Un'ostinata, patriottica leggenda attribuisce
al garibaldino Goffredo Mameli (1827-1849), genovese di origine sarda l'onore e il merito di aver scritto (a
vent'anni) le parole dell'inno nazionale.
In realtà il testo dell'inno nazionale fu
scritto dal padre scolopio Atanasio Canata,
elegante scrittore e dotto insegnante nelle scuole pie di Carcare
(Savona) frequentate dal mediocre studente Mameli.
I versi dell'inno nazionale, lo dimostra don
Ennio Innocenti, “non soltanto risultano sproporzionati per cultura, per una
certa quale complessità e per tecnica prosodica, da un diciannovenne Goffredo,
per di più ignorantello e alquanto rozzo”.
La mediocrità e la rozzezza del poeta
Mameli, risulta, peraltro dai goffi componimenti anticlericali, composti per
essere cantati nelle osterie frequentate da mazziniani s garibaldini.
L'attribuzione dell'inno nazionale a Mameli si
deve a un banale equivoco e a una debolezza del giovanissimo Goffredo, che non
seppe rifiutare la fama ottenuta quale autore (presunto) dell'inno patriottico.
Il padre calasanziano Canata non denunciò il
plagio compiuto dal giovane allievo, caduto a Villa Spada, dopo essere stato
ferito dalla baionetta di un maldestro commilitone. Ma nel 1889 pubblicò un componimento poetico, in cui accennava, in
forma non troppo enigmatica, alla imbarazzante vicenda dell'appropriazione
dell'inno da parte di Mameli:
A destar
quell'alme imbelli
meditò
robusto un canto
ma venali
menestrelli
si rapian
dell'arpe il vanto:
sulla
sorte dei fratelli
non
profuse allor che pianto
e,
aspettando nel suo cuore
si
rinchiuse il pio cantore,
L'erronea attribuzione dell'inno nazionale a
Mameli è opportunamente rammentato da don Ennio Innocenti, in un puntuale capitolo
della nuova edizione di Inimica vis, uscito dai torchi in questi giorni
e distribuita dalla Sacra Fraternitas Aurigarum in Urbe, un testo
sul quale torneremo a ragionare prossimamente.

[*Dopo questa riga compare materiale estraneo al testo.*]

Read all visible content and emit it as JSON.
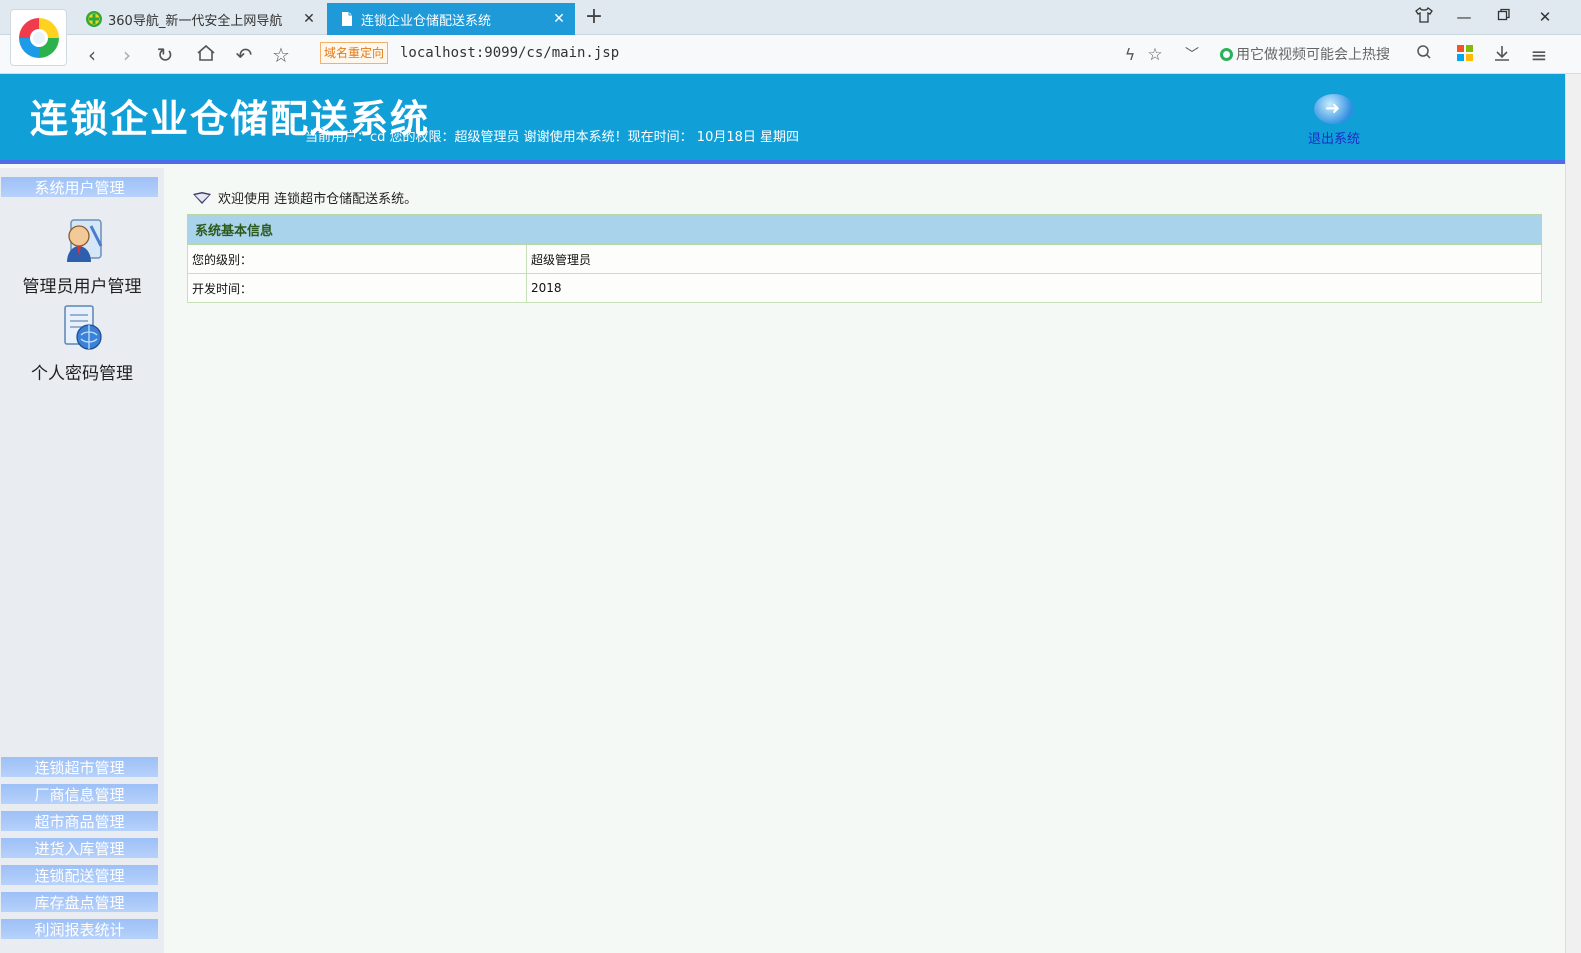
{
  "browser": {
    "tabs": [
      {
        "title": "360导航_新一代安全上网导航",
        "active": false,
        "icon": "360-plus-icon"
      },
      {
        "title": "连锁企业仓储配送系统",
        "active": true,
        "icon": "document-icon"
      }
    ],
    "redirect_badge": "域名重定向",
    "url": "localhost:9099/cs/main.jsp",
    "search_placeholder": "用它做视频可能会上热搜",
    "accent": "#1e9ad9"
  },
  "header": {
    "title": "连锁企业仓储配送系统",
    "status": "当前用户：cd 您的权限：超级管理员 谢谢使用本系统！现在时间： 10月18日 星期四",
    "logout_label": "退出系统",
    "bg_color": "#119fd8"
  },
  "sidebar": {
    "top_section": "系统用户管理",
    "items": [
      {
        "label": "管理员用户管理",
        "icon": "admin-user-icon"
      },
      {
        "label": "个人密码管理",
        "icon": "password-doc-icon"
      }
    ],
    "sections": [
      "连锁超市管理",
      "厂商信息管理",
      "超市商品管理",
      "进货入库管理",
      "连锁配送管理",
      "库存盘点管理",
      "利润报表统计"
    ]
  },
  "main": {
    "welcome": "欢迎使用 连锁超市仓储配送系统。",
    "table_title": "系统基本信息",
    "rows": [
      {
        "key": "您的级别：",
        "value": "超级管理员"
      },
      {
        "key": "开发时间：",
        "value": "2018"
      }
    ]
  }
}
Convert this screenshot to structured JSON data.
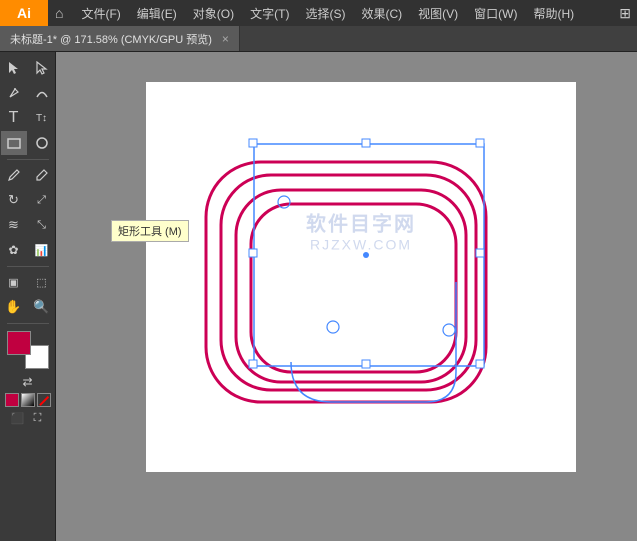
{
  "app": {
    "logo": "Ai",
    "logo_bg": "#FF8C00"
  },
  "menu": {
    "items": [
      "文件(F)",
      "编辑(E)",
      "对象(O)",
      "文字(T)",
      "选择(S)",
      "效果(C)",
      "视图(V)",
      "窗口(W)",
      "帮助(H)"
    ]
  },
  "tab": {
    "title": "未标题-1* @ 171.58% (CMYK/GPU 预览)",
    "close": "×"
  },
  "tooltip": {
    "text": "矩形工具 (M)"
  },
  "watermark": {
    "line1": "软件目字网",
    "line2": "RJZXW.COM"
  }
}
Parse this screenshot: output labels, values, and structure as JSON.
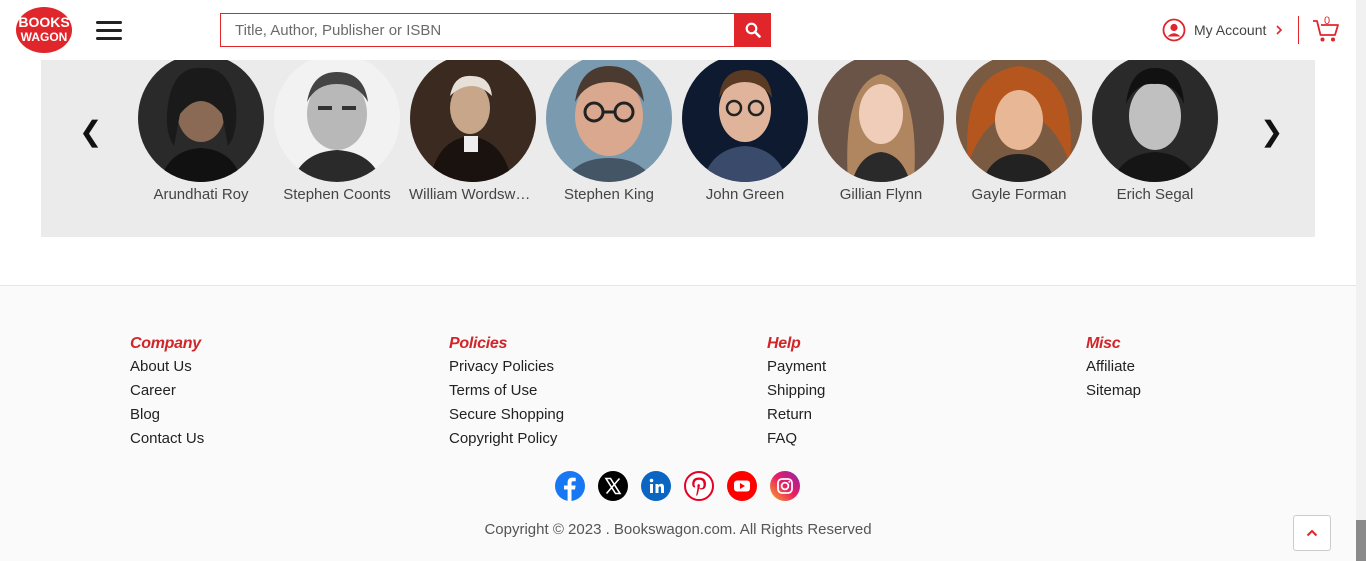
{
  "header": {
    "logo_line1": "BOOKS",
    "logo_line2": "WAGON",
    "search_placeholder": "Title, Author, Publisher or ISBN",
    "account_label": "My Account",
    "cart_count": "0",
    "brand_color": "#e0252b"
  },
  "authors": [
    {
      "name": "Arundhati Roy"
    },
    {
      "name": "Stephen Coonts"
    },
    {
      "name": "William Wordsworth"
    },
    {
      "name": "Stephen King"
    },
    {
      "name": "John Green"
    },
    {
      "name": "Gillian Flynn"
    },
    {
      "name": "Gayle Forman"
    },
    {
      "name": "Erich Segal"
    }
  ],
  "carousel": {
    "prev": "❮",
    "next": "❯"
  },
  "footer": {
    "columns": [
      {
        "title": "Company",
        "links": [
          "About Us",
          "Career",
          "Blog",
          "Contact Us"
        ]
      },
      {
        "title": "Policies",
        "links": [
          "Privacy Policies",
          "Terms of Use",
          "Secure Shopping",
          "Copyright Policy"
        ]
      },
      {
        "title": "Help",
        "links": [
          "Payment",
          "Shipping",
          "Return",
          "FAQ"
        ]
      },
      {
        "title": "Misc",
        "links": [
          "Affiliate",
          "Sitemap"
        ]
      }
    ],
    "socials": [
      "facebook-icon",
      "x-twitter-icon",
      "linkedin-icon",
      "pinterest-icon",
      "youtube-icon",
      "instagram-icon"
    ],
    "copyright": "Copyright © 2023 . Bookswagon.com. All Rights Reserved"
  }
}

Scrive don Innocenti: “Nel settembre del
1847 il canto fu presentato da Ulisse Bronzino al compositore genovese Michele
Novaro in una riunione di patrioti tenuta a Torino nella casa di Lorenzo
Valerio con le precise parole Questo
te lo manda Mameli e non è di Mameli”.
Ora la questione del testo dell'inno nazionale
non può essere ridotto a questione puramente letteraria in quanto la dimostrata
attribuzione a Don Canata conferma la perenne esistenza di un forte e diffuso
sentimento unitario dei cattolici.
L'amor di Patria e l'aspirazione all'unità
infiammò il cuore dei grandi protagonisti della storia cattolica, da San
Gregorio VII (primo autore della sconfessione dell'impero di nazione
germanica), a Dante Alighieri, a Francesco Petrarca, a Giambattista Vico, al
Beato Pio IX, ad Antonio Rosmini, ad Alessandro Manzoni a Pio XII. Memorabili
sono altresì le eroiche insorgenze popolari dei Viva Maria!i contro gli
invasori giacobini e napoleonici.
L'unità d'Italia deve essere amata e difesa
dai credenti malgrado l'infiltrazione in essa della sciagura massonica e del
veleno liberale, perché l'unità nazionale non sarebbe stata ottenuta senza la
decisiva partecipazione dei cattolici. Il nodo, il cappio che i cattolici
italiani devono scogliere la è la truffaldina storiografia massonica, nella
quale si specchiano degnamente figure dello stampo del boia Enrico
Cialdini, dell'ammiraglio Carlo Persano, del generale Fiorenzo Bava Beccaris e del maresciallo
Pietro Badoglio.
In ultima analisi si tratta di separare
l'acerba passione garibaldina di Goffredo Mameli dal patriottismo dell'inno di
Anastasio Canata, le ragioni cattoliche dell'unità d'Italia dalla surrettizia
eversione liberale, la tradizione italiana dalla canaglia liberale, che si mise
al traino del patriottismo.
L'amor di patria deve essere separato dal
disprezzo meritato dagli eversori liberali, che cavalcarono l'aspirazione
all'unità in vista di un paese umiliato dalla canaglia (ladrona) laicista e
massonica. I padri delle festanti pantegane, che in questi giorni escono
squittendo dalle fogne pederaastiche, scavate dalla trivella radical chic.